With the completion in 1946 by Eckert and Mauchly of the electronic marvel they dubbed ENIAC, the modern digital computer had arrived and the floodgates were opened for the thousands of descendants that have followed. For every analog computer now being built there are dozens or perhaps hundreds of digital types. Such popularity must be deserved, so let us examine the creature in an attempt to find the reason.
Courtesy of the National Science Foundation
The computer family tree. Its remarkable growth began with government-supported research, continued in the universities; and the current generation was developed primarily in private industry.
We said that by its nature the analog device tended to be a special-purpose computer. The digital computer, perhaps because its basic operation is so childishly simple, is best suited for general-purpose work. It is simple, consisting essentially of switches that are either on or off. Yet Leibnitz found beauty in that simplicity, and even the explanation of the universe. Proper interconnection of sufficient on-off switches makes possible the most flexible of all computers—man’s brain. By the same token, man-made computers of the digital type can do a wider variety of jobs than can the analog which seemingly is more sophisticated.

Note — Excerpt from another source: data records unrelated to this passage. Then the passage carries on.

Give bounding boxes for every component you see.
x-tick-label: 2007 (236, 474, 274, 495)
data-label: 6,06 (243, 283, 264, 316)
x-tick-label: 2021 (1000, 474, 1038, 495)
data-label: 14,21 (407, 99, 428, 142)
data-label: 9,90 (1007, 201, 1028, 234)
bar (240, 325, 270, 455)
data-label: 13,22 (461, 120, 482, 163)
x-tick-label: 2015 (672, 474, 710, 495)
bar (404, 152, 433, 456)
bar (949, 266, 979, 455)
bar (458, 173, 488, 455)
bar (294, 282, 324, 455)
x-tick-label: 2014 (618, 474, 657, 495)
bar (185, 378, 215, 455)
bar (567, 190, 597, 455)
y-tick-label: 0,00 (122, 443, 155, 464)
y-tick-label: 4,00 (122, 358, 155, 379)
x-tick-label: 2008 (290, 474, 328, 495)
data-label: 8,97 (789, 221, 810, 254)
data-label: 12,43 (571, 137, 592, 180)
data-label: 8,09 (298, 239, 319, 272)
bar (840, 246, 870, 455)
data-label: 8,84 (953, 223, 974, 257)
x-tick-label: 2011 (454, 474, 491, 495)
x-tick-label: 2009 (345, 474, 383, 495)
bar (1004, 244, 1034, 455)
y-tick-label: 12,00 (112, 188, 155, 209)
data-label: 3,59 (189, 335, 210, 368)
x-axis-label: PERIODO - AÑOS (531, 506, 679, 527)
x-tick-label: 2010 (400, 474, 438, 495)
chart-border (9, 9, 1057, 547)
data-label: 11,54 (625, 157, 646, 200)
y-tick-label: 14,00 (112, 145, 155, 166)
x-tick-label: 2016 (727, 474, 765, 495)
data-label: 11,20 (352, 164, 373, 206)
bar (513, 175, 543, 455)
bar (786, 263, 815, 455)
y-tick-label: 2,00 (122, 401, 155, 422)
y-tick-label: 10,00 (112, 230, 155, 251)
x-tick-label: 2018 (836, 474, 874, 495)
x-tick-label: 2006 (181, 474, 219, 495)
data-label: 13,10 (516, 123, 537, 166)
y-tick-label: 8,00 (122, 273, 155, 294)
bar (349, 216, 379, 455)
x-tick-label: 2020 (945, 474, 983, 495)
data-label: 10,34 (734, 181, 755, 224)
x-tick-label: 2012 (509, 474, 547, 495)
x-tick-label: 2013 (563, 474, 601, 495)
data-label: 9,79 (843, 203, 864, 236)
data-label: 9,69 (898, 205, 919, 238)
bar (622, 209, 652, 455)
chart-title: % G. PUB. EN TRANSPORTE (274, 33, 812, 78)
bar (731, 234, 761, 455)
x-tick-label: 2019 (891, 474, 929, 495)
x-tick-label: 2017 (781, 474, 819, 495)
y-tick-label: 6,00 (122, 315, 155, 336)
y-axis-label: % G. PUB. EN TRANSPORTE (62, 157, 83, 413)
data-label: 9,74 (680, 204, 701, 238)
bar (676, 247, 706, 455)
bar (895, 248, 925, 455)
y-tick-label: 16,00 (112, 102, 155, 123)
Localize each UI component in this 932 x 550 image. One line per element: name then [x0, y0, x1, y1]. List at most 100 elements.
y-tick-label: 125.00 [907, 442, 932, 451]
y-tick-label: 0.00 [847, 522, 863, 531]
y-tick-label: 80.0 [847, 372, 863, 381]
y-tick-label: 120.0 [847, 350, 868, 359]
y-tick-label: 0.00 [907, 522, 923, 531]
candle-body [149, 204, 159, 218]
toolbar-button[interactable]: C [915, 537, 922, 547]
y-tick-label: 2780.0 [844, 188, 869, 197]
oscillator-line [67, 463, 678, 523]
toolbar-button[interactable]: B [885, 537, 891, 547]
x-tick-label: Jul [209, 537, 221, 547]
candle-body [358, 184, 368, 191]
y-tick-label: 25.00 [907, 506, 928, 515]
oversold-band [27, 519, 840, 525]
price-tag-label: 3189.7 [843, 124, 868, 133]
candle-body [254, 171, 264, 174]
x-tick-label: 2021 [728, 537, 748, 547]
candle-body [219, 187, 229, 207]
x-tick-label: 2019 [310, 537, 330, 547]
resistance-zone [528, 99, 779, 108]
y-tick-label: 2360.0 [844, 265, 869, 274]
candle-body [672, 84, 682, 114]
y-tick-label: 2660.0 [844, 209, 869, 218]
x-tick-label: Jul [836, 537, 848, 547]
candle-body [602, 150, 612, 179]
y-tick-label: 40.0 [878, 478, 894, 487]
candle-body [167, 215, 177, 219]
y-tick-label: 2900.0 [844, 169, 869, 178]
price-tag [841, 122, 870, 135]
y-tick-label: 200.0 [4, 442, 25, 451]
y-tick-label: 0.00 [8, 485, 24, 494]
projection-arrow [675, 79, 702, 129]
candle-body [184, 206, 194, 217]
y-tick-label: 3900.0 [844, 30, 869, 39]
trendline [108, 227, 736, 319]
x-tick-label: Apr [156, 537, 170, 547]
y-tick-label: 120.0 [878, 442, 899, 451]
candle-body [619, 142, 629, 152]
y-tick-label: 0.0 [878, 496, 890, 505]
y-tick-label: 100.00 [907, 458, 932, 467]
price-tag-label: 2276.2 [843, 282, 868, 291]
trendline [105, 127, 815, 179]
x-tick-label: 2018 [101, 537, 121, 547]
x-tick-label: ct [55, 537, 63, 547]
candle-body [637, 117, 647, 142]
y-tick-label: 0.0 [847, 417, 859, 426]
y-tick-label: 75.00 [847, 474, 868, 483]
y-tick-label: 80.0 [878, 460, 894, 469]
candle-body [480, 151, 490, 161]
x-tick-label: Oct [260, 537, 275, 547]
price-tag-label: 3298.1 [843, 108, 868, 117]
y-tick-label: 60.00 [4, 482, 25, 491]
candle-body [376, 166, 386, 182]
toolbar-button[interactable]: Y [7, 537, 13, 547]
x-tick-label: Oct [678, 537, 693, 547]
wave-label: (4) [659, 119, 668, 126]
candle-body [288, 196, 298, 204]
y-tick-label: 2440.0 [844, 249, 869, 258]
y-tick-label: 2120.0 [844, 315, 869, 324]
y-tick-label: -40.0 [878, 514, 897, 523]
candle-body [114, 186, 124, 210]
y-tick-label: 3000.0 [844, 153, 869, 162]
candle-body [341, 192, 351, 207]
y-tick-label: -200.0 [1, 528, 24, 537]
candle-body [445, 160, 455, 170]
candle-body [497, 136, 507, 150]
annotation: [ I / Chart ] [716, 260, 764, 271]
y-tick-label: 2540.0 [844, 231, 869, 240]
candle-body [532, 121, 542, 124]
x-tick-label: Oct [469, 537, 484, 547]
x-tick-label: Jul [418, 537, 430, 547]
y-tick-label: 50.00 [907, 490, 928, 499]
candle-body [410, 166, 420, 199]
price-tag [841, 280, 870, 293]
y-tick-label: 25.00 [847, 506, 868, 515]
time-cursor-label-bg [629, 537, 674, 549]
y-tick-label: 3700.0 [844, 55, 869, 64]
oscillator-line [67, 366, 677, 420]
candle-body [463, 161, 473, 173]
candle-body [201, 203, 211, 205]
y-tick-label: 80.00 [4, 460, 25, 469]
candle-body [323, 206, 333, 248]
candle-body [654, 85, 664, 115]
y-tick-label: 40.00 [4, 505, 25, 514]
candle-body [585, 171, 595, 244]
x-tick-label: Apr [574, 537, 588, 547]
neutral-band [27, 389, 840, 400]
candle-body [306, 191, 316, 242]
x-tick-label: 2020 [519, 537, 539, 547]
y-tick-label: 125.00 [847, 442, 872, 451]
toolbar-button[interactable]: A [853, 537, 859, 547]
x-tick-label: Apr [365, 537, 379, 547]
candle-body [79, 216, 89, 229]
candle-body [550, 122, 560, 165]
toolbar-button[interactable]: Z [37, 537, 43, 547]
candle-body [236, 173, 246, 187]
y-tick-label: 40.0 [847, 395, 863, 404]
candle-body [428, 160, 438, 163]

A second great virtue of the digital machine is its accuracy. Even a trial machine of Babbage had a 5-place accuracy. This is an error of only one part in ten thousand, achievable in the analog at great expense. This was of course only a preliminary model, and the English inventor planned 20-place accuracy in his dream computer. Present electronic digital computers offer 10-place accuracy as commonplace, a precision impossible of achievement in the analog.